Bishop Arkanjelo Wani Lemi told a news conference in Juba on 13 July.
Already, said Refugees International, displaced communities of southerners
in Khartoum State had expressed serious concern about what their lives would
be like if Southern Sudan separated. "In the worst case scenario, the
January 2011 referendum could spark the forced expulsion of southerners from
the north and northerners from the south," it added, noting that this could
affect an estimated 1.5 to 2 million people.
But President Thabo Mbeki, chair of the African Union panel on Sudan,
expressed cautious optimism. "The outcome of the Southern Sudan referendum,
whether for unity or secession, will offer the first real opportunity since
Sudan's independence in 1956 for the people of South and North Sudan to
restructure their relationship to define an equitable and mutually
beneficial mode of peaceful coexistence," he told a meeting in Khartoum on
10 July.
"If the Southern Sudanese choose secession, the tasks arising from this will
not be less demanding," he said. "Should they vote to establish a separate
sovereign state in Southern Sudan, the Southern Sudanese will not be voting
to change the facts of geography, nor the direction of the flow of the Nile
river."
Uprisings
According to the Enough Project, the clearest indication of the escalating
tensions in the post-election period are three separate uprisings in Jonglei
and Unity States by dissident former members of the Sudan Peoples'
Liberation Army (SPLA) and the SPLM.
"The leaders of these rebellions - Lt-Gen George Athor, the defeated
opposition party candidate David Yauyau in Jonglei, and Galwak Gai in Unity
- have expressed their discontent with the Juba-based government and with
the political leadership in their own states in particular through
militancy," it said. "Aside from the threat of violence these rebellions
pose, what is perhaps most alarming is that the southern government... and
the SPLA itself, have proved incapable of resolving them, either politically
or militarily."
Similar fears were raised by Human Rights Watch in a recent report
documenting rights violations during the April elections. Those elections,
it said, "raised the spectre of growing instability in such states as
Central Equatoria, Jonglei, Unity, and Western Bahr el Ghazal, and they have
set a worrying precedent for Southern Sudan's forthcoming referendum on
self-determination."
Many observers believe most southerners will vote for secession.

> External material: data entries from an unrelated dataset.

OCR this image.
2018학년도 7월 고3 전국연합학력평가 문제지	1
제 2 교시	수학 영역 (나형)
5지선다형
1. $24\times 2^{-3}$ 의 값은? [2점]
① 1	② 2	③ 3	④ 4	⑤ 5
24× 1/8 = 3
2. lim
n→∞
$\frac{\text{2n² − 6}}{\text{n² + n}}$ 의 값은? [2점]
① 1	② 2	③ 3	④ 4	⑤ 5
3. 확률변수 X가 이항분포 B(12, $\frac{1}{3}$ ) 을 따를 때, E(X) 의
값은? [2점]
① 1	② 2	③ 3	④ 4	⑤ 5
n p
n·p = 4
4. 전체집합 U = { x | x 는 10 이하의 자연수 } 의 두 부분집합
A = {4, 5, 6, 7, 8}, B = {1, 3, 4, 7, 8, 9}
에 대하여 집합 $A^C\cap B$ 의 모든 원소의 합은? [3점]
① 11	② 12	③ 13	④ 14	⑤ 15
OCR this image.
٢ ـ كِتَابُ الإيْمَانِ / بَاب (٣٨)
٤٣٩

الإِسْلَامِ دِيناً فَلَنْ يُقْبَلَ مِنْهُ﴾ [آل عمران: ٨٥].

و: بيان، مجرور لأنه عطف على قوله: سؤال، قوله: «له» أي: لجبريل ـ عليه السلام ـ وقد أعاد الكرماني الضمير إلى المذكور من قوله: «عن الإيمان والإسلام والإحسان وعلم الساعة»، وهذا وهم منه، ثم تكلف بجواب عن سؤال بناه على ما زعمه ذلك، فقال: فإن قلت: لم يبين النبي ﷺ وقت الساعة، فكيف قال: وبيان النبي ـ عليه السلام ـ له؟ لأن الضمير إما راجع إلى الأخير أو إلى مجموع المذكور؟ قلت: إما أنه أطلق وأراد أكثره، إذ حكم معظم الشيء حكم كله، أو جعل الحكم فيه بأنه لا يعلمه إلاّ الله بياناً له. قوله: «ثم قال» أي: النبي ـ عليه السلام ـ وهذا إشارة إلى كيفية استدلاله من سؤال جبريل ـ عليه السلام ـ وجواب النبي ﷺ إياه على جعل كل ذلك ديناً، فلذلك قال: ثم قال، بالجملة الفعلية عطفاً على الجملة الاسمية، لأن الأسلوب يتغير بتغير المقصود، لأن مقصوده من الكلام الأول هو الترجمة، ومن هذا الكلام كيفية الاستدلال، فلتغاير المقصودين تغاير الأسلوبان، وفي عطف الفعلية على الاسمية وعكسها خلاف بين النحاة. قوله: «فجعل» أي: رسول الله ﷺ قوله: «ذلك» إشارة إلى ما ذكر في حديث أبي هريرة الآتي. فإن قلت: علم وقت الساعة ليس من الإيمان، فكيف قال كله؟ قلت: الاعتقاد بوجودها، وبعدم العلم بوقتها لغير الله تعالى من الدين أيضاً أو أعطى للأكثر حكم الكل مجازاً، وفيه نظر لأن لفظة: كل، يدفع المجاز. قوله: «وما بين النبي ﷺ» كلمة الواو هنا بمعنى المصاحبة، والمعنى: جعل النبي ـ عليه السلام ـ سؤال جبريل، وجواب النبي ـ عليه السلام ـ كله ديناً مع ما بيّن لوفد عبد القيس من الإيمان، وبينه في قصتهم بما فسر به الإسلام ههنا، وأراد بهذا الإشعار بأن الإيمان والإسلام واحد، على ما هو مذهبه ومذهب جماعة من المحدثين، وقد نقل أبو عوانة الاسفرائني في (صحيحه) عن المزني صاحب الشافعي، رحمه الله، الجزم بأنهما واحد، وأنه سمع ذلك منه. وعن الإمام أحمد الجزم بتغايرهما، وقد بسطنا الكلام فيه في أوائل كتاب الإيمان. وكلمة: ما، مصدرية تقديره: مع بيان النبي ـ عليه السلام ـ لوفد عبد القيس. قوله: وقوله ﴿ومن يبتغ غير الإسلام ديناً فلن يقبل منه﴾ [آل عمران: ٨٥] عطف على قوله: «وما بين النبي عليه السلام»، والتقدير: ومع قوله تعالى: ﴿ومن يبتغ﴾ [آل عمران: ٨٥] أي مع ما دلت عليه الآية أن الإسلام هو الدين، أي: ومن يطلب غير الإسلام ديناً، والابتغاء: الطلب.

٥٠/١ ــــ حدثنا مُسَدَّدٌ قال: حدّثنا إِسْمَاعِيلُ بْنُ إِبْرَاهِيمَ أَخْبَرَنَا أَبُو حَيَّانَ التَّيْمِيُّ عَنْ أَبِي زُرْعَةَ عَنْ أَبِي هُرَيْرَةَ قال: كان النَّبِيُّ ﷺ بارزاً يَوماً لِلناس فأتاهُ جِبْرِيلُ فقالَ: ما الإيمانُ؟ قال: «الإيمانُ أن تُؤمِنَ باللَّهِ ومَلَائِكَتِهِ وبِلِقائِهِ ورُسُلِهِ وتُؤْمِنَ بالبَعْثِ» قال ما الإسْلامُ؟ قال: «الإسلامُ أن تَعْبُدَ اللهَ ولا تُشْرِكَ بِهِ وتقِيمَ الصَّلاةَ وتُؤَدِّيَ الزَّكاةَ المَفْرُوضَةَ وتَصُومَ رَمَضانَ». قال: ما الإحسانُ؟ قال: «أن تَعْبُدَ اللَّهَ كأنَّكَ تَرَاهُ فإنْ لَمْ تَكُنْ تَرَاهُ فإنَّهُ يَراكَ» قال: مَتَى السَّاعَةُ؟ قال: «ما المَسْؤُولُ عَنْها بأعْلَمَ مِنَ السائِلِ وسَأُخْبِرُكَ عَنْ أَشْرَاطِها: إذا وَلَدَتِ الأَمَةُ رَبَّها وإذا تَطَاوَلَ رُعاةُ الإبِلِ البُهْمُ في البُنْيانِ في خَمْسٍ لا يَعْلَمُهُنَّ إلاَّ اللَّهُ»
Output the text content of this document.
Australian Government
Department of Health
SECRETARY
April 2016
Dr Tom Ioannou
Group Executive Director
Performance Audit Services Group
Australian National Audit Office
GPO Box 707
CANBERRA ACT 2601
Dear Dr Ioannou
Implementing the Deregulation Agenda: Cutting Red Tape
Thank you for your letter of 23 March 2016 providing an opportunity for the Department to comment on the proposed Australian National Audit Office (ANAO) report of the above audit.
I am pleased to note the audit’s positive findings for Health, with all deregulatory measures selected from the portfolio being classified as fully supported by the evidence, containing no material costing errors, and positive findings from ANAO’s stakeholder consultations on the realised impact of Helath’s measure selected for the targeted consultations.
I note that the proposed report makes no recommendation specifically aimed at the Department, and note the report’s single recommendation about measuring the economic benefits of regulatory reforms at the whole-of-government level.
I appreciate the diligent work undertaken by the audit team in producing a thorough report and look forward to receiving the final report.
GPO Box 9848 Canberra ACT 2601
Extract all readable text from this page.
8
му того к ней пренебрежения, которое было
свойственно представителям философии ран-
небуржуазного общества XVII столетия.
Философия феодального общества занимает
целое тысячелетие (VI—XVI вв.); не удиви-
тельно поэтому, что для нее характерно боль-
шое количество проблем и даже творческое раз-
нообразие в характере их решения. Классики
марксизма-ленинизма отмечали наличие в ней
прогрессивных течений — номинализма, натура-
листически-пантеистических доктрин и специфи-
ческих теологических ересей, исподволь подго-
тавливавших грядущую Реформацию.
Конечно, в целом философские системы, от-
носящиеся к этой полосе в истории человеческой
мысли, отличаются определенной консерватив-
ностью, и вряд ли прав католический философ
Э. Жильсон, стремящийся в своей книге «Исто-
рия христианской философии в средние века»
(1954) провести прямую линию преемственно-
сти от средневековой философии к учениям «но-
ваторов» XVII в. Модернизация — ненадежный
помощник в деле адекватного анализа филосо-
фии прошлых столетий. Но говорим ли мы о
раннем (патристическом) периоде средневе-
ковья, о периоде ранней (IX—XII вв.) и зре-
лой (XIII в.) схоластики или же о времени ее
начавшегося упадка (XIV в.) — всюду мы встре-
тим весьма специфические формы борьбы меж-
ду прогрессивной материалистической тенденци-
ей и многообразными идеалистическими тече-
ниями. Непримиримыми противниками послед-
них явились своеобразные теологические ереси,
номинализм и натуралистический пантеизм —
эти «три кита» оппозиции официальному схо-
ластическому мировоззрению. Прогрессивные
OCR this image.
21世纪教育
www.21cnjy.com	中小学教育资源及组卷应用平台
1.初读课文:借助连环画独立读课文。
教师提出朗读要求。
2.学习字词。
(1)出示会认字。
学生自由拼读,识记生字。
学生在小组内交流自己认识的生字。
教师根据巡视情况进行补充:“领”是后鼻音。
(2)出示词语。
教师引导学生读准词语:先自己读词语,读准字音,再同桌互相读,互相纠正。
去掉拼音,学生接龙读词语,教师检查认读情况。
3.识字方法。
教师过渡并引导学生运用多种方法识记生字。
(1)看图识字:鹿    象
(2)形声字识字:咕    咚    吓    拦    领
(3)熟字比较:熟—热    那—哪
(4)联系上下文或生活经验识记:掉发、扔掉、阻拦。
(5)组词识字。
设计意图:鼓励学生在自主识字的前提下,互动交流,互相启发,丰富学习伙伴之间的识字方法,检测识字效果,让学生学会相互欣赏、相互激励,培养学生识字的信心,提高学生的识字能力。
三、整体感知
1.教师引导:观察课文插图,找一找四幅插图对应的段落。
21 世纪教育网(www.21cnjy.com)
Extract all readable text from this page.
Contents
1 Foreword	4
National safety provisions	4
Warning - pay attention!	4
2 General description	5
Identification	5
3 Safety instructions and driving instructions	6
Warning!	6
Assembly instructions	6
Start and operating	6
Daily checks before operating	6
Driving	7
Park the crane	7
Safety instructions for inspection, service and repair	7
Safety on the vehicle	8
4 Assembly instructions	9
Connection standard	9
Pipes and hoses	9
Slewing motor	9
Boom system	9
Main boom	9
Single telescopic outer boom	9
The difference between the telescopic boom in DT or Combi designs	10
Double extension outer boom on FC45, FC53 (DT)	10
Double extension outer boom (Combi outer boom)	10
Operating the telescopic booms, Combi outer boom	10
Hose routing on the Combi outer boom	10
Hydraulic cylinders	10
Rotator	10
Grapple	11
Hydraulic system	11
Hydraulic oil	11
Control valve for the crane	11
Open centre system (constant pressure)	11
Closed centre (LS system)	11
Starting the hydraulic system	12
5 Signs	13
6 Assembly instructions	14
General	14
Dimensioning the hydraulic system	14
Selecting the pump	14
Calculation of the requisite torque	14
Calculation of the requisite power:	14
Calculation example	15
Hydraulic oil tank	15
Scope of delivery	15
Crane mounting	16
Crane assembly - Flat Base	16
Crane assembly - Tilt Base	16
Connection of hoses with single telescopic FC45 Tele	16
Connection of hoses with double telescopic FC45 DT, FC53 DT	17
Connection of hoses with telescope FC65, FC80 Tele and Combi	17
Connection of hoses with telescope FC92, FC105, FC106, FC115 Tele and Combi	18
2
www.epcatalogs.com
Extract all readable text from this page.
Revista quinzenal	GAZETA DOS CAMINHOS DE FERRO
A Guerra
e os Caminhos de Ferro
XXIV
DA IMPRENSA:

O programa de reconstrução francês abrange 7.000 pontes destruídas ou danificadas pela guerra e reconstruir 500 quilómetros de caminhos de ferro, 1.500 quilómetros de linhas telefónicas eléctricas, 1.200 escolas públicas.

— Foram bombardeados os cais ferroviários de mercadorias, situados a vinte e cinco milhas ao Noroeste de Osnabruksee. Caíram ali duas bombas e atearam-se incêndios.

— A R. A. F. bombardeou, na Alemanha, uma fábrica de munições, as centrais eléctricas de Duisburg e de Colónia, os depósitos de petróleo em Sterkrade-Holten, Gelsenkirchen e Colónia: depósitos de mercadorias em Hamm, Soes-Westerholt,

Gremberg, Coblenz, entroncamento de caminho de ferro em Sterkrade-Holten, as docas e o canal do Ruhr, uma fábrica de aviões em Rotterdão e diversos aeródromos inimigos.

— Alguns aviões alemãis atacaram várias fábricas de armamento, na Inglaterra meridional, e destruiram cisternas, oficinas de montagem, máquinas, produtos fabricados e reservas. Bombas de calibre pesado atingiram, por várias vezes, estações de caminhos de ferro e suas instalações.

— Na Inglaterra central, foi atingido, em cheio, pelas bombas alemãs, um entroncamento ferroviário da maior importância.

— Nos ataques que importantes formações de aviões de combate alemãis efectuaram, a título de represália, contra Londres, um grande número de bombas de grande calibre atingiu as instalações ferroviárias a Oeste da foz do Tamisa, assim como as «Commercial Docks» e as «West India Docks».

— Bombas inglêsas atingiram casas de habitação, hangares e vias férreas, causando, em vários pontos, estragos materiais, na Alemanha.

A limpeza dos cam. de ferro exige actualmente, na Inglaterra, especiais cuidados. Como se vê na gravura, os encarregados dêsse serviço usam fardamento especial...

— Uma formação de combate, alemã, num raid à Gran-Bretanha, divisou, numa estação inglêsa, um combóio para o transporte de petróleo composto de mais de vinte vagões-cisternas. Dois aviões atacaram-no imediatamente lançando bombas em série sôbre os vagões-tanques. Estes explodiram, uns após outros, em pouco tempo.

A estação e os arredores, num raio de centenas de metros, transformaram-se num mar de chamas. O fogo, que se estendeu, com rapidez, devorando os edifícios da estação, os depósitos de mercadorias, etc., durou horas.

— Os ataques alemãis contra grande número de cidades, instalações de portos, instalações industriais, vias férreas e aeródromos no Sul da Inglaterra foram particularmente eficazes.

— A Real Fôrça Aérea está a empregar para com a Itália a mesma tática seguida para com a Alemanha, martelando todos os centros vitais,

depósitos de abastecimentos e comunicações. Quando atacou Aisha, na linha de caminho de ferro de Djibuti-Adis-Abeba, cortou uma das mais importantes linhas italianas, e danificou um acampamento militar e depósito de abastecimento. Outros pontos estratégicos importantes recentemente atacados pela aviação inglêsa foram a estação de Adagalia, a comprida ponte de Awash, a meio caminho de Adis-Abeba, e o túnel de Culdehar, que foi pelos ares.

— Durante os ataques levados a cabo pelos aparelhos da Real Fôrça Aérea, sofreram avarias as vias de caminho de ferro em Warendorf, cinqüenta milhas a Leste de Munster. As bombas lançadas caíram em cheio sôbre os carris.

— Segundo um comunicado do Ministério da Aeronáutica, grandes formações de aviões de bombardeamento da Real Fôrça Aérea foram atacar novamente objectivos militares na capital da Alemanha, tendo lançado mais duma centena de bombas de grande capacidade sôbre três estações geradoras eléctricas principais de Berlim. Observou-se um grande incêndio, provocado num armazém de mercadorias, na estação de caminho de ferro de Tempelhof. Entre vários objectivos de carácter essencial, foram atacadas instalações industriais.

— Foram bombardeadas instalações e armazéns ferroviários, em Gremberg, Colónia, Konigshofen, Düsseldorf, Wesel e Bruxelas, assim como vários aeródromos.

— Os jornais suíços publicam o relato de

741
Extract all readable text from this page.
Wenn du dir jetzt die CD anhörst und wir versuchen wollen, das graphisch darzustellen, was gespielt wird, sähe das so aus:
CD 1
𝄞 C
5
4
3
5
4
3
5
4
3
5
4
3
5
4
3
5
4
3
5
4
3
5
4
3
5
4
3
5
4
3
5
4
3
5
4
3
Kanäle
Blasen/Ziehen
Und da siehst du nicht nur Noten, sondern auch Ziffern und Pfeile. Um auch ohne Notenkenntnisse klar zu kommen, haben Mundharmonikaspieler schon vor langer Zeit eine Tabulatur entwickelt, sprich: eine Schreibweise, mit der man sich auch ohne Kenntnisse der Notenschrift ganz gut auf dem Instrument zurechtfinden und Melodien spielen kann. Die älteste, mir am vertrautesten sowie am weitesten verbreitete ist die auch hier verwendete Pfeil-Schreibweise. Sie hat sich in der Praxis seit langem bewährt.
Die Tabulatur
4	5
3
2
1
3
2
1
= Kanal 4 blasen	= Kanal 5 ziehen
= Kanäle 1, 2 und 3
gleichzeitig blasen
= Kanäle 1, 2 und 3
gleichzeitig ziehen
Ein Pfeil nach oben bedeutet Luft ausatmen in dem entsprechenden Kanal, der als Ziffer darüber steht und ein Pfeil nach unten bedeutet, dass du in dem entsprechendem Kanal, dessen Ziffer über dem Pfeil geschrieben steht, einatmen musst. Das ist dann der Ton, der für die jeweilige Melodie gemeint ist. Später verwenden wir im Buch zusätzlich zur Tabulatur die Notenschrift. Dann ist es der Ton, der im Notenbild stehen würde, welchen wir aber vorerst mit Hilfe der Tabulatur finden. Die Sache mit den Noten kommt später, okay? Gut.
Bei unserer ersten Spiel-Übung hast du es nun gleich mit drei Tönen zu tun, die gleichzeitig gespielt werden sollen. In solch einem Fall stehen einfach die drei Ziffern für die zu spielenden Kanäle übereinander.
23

"Regardless of the outcome of the vote, Sudan will be fundamentally changed
once the interim arrangements set by the CPA lapse six months later, in July
2011, and the Interim National Constitution of 2005 is renegotiated," the
NGOs warned. "Managing the final year of the CPA and the ensuing transition
is a daunting task."
"I think there will be a lot of problems," Alfred Lokuji of Juba University
told IRIN, adding that the southern leaders could turn out to be
"dictatorial, autocratic, and ruthless, to show that the SPLM [Sudan
People's Liberation Movement - a former rebel group now in power in the
south] has the power to deal with internal threats."
Assuming the region votes to form a separate state, the need for the
SPLM-dominated government of Southern Sudan to consolidate its authority
could also lead to abuses by the security sector that would increase popular
discontent at the local level, he said.